ANALAR! ÇOCUKLARINIZI OYLARINIZLA KORUYUN!

Yıl 1977…

Türkiye siyaseten çok hareketli bir dönemde seçimlere gidiyordu. Politik cinayetler ve suikastlar hazırlanarak darbe zemini yavaş yavaş oluşturuluyordu. CHP Genel Başkanı Bülent Ecevit, bu tıkanmışlığın ve ortamın askeri darbeyle sonuçlanacağını, ülke gençliğinin önüne geçileceğinin ve hatta bazılarının asılacağının farkındaydı. Bunun önüne ancak demokrasi ve halkın sahaya inmesiyle geçilebilirdi.
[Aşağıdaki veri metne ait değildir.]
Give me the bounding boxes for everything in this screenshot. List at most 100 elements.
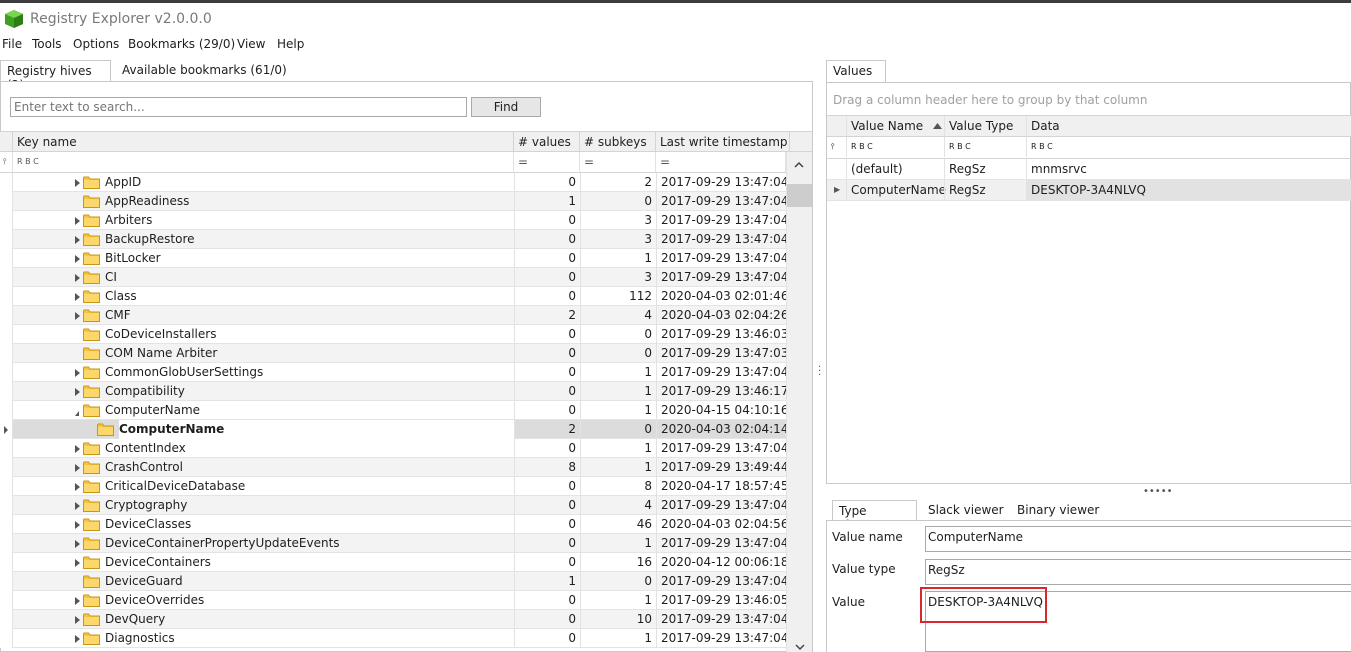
table-row[interactable]: DeviceClasses 0 46 2020-04-03 02:04:56 <box>0 515 786 534</box>
expand-arrow-icon[interactable] <box>75 521 80 529</box>
table-row[interactable]: AppID 0 2 2017-09-29 13:47:04 <box>0 173 786 192</box>
expand-arrow-icon[interactable] <box>75 255 80 263</box>
column-value-name[interactable]: Value Name <box>846 116 944 136</box>
scroll-up-icon[interactable] <box>792 158 806 172</box>
values-filter-pin-icon[interactable]: ⫯ <box>827 137 846 157</box>
filter-value-name[interactable]: R B C <box>846 137 944 157</box>
filter-data[interactable]: R B C <box>1026 137 1351 157</box>
key-name-cell: COM Name Arbiter <box>105 346 218 360</box>
expand-arrow-icon[interactable] <box>75 388 80 396</box>
menu-file[interactable]: File <box>2 37 22 51</box>
tab-type-viewer[interactable]: Type viewer <box>832 500 917 532</box>
search-input[interactable] <box>10 97 467 117</box>
menu-tools[interactable]: Tools <box>32 37 62 51</box>
expand-arrow-icon[interactable] <box>75 559 80 567</box>
menu-options[interactable]: Options <box>73 37 119 51</box>
table-row[interactable]: DeviceContainerPropertyUpdateEvents 0 1 201… <box>0 534 786 553</box>
column-value-type[interactable]: Value Type <box>944 116 1026 136</box>
tab-binary-viewer[interactable]: Binary viewer <box>1011 500 1105 522</box>
expand-arrow-icon[interactable] <box>75 369 80 377</box>
filter-ts-equals-icon[interactable]: = <box>656 152 786 172</box>
expand-arrow-icon[interactable] <box>75 293 80 301</box>
menu-view[interactable]: View <box>237 37 265 51</box>
value-row[interactable]: ▶ ComputerName RegSz DESKTOP-3A4NLVQ <box>827 180 1351 201</box>
scroll-down-icon[interactable] <box>794 641 806 652</box>
expand-arrow-icon[interactable] <box>75 616 80 624</box>
table-row[interactable]: BitLocker 0 1 2017-09-29 13:47:04 <box>0 249 786 268</box>
expand-arrow-icon[interactable] <box>75 635 80 643</box>
column-data[interactable]: Data <box>1026 116 1351 136</box>
key-grid-scrollbar[interactable] <box>786 152 812 652</box>
expand-arrow-icon[interactable] <box>75 312 80 320</box>
filter-key-name[interactable]: R B C <box>13 152 514 172</box>
expand-arrow-icon[interactable] <box>75 483 80 491</box>
resize-grip-icon[interactable]: ••••• <box>1143 486 1173 497</box>
tab-values[interactable]: Values <box>826 60 886 82</box>
table-row[interactable]: Cryptography 0 4 2017-09-29 13:47:04 <box>0 496 786 515</box>
table-row[interactable]: Class 0 112 2020-04-03 02:01:46 <box>0 287 786 306</box>
filter-pin-icon[interactable]: ⫯ <box>0 152 13 172</box>
expand-arrow-icon[interactable] <box>75 502 80 510</box>
table-row[interactable]: AppReadiness 1 0 2017-09-29 13:47:04 <box>0 192 786 211</box>
table-row[interactable]: CriticalDeviceDatabase 0 8 2020-04-17 18:57… <box>0 477 786 496</box>
expand-arrow-icon[interactable] <box>75 217 80 225</box>
menu-help[interactable]: Help <box>277 37 304 51</box>
menu-bookmarks[interactable]: Bookmarks (29/0) <box>128 37 235 51</box>
column-last-write[interactable]: Last write timestamp <box>656 132 790 152</box>
expand-arrow-icon[interactable] <box>75 445 80 453</box>
expand-arrow-icon[interactable] <box>75 179 80 187</box>
column-key-name[interactable]: Key name <box>13 132 514 152</box>
find-button[interactable]: Find <box>471 97 541 117</box>
values-count-cell: 2 <box>514 420 580 439</box>
table-row[interactable]: DeviceOverrides 0 1 2017-09-29 13:46:05 <box>0 591 786 610</box>
table-row[interactable]: Compatibility 0 1 2017-09-29 13:46:17 <box>0 382 786 401</box>
expand-arrow-icon[interactable] <box>75 540 80 548</box>
table-row[interactable]: Diagnostics 0 1 2017-09-29 13:47:04 <box>0 629 786 648</box>
filter-subkeys-equals-icon[interactable]: = <box>580 152 656 172</box>
folder-icon <box>83 195 100 208</box>
table-row[interactable]: CoDeviceInstallers 0 0 2017-09-29 13:46:03 <box>0 325 786 344</box>
scroll-thumb[interactable] <box>787 184 812 207</box>
folder-icon <box>83 480 100 493</box>
table-row[interactable]: Arbiters 0 3 2017-09-29 13:47:04 <box>0 211 786 230</box>
table-row[interactable]: CrashControl 8 1 2017-09-29 13:49:44 <box>0 458 786 477</box>
column-subkeys[interactable]: # subkeys <box>580 132 656 152</box>
expand-arrow-icon[interactable] <box>75 274 80 282</box>
table-row[interactable]: DeviceContainers 0 16 2020-04-12 00:06:18 <box>0 553 786 572</box>
tab-registry-hives[interactable]: Registry hives (2) <box>0 60 111 92</box>
tab-slack-viewer[interactable]: Slack viewer <box>922 500 1010 522</box>
key-name-cell: BackupRestore <box>105 232 195 246</box>
row-indicator <box>0 439 13 458</box>
table-row[interactable]: CommonGlobUserSettings 0 1 2017-09-29 13:47… <box>0 363 786 382</box>
table-row[interactable]: ContentIndex 0 1 2017-09-29 13:47:04 <box>0 439 786 458</box>
table-row[interactable]: COM Name Arbiter 0 0 2017-09-29 13:47:03 <box>0 344 786 363</box>
row-indicator <box>0 192 13 211</box>
expand-arrow-icon[interactable] <box>75 597 80 605</box>
timestamp-cell: 2017-09-29 13:46:03 <box>656 325 786 344</box>
row-indicator <box>0 534 13 553</box>
table-row[interactable]: BackupRestore 0 3 2017-09-29 13:47:04 <box>0 230 786 249</box>
folder-icon <box>83 632 100 645</box>
filter-values-equals-icon[interactable]: = <box>514 152 580 172</box>
folder-icon <box>83 556 100 569</box>
value-name-field[interactable]: ComputerName <box>925 526 1351 552</box>
table-row[interactable]: DeviceGuard 1 0 2017-09-29 13:47:04 <box>0 572 786 591</box>
timestamp-cell: 2017-09-29 13:47:04 <box>656 572 786 591</box>
table-row[interactable]: ComputerName 0 1 2020-04-15 04:10:16 <box>0 401 786 420</box>
splitter-grip-icon[interactable]: · · · <box>818 363 821 381</box>
table-row[interactable]: CMF 2 4 2020-04-03 02:04:26 <box>0 306 786 325</box>
table-row[interactable]: ComputerName 2 0 2020-04-03 02:04:14 <box>0 420 786 439</box>
expand-arrow-icon[interactable] <box>75 236 80 244</box>
collapse-arrow-icon[interactable] <box>75 406 79 416</box>
key-name-cell: ContentIndex <box>105 441 186 455</box>
row-indicator <box>0 249 13 268</box>
value-row[interactable]: (default) RegSz mnmsrvc <box>827 159 1351 180</box>
expand-arrow-icon[interactable] <box>75 464 80 472</box>
value-type-field[interactable]: RegSz <box>925 559 1351 585</box>
filter-value-type[interactable]: R B C <box>944 137 1026 157</box>
table-row[interactable]: CI 0 3 2017-09-29 13:47:04 <box>0 268 786 287</box>
key-name-cell: DeviceContainers <box>105 555 211 569</box>
column-values[interactable]: # values <box>514 132 580 152</box>
tab-available-bookmarks[interactable]: Available bookmarks (61/0) <box>116 60 293 82</box>
table-row[interactable]: DevQuery 0 10 2017-09-29 13:47:04 <box>0 610 786 629</box>
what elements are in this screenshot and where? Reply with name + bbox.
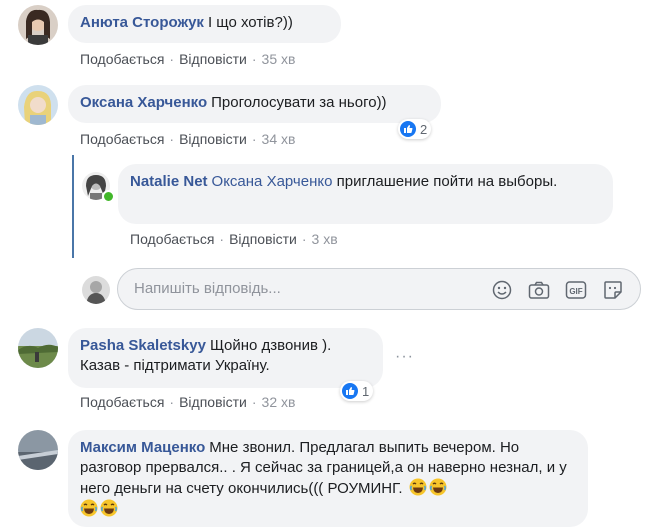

Bir afiş hazırlatıldı. Üzerine sadece şunlar yazıldı. “ANALAR, çocuklarınızı oylarınızla koruyun.” O seçimlerde CHP %42 ile çok partili hayattaki en yüksek oyunu aldı. Elbette adaletsiz seçim kanunu (Barajsız D'Hondt sistemi) nedeniyle çoğunluğu sağlayamadı sürecin sonunda darbe oldu. Yüzbinlerce genç gözaltına alındı, tutuklandı ve bazıları idam edildi…

ÖZ’etle; insanlar Atatürkçü, sağcı, solcu, liberal, muhafazakar, dindar, sosyalist olsun ya da olmasın. Çocukların ideolojisi olmaz ancak çocukları koruyacak ideoloji olur! Bu, salt bir siyasi partiye de mal edilemez. Tüm toplumun vicdani görevi, politikanın da hukuki sorumluluğudur. Çocukları korumak için taraf olmak gerekiyor. Taraf olmazsak; on binlerce çocuk daha bertaraf olmaya devam edecek.

ANALAR, çocuklarınızı oylarınızla koruyun!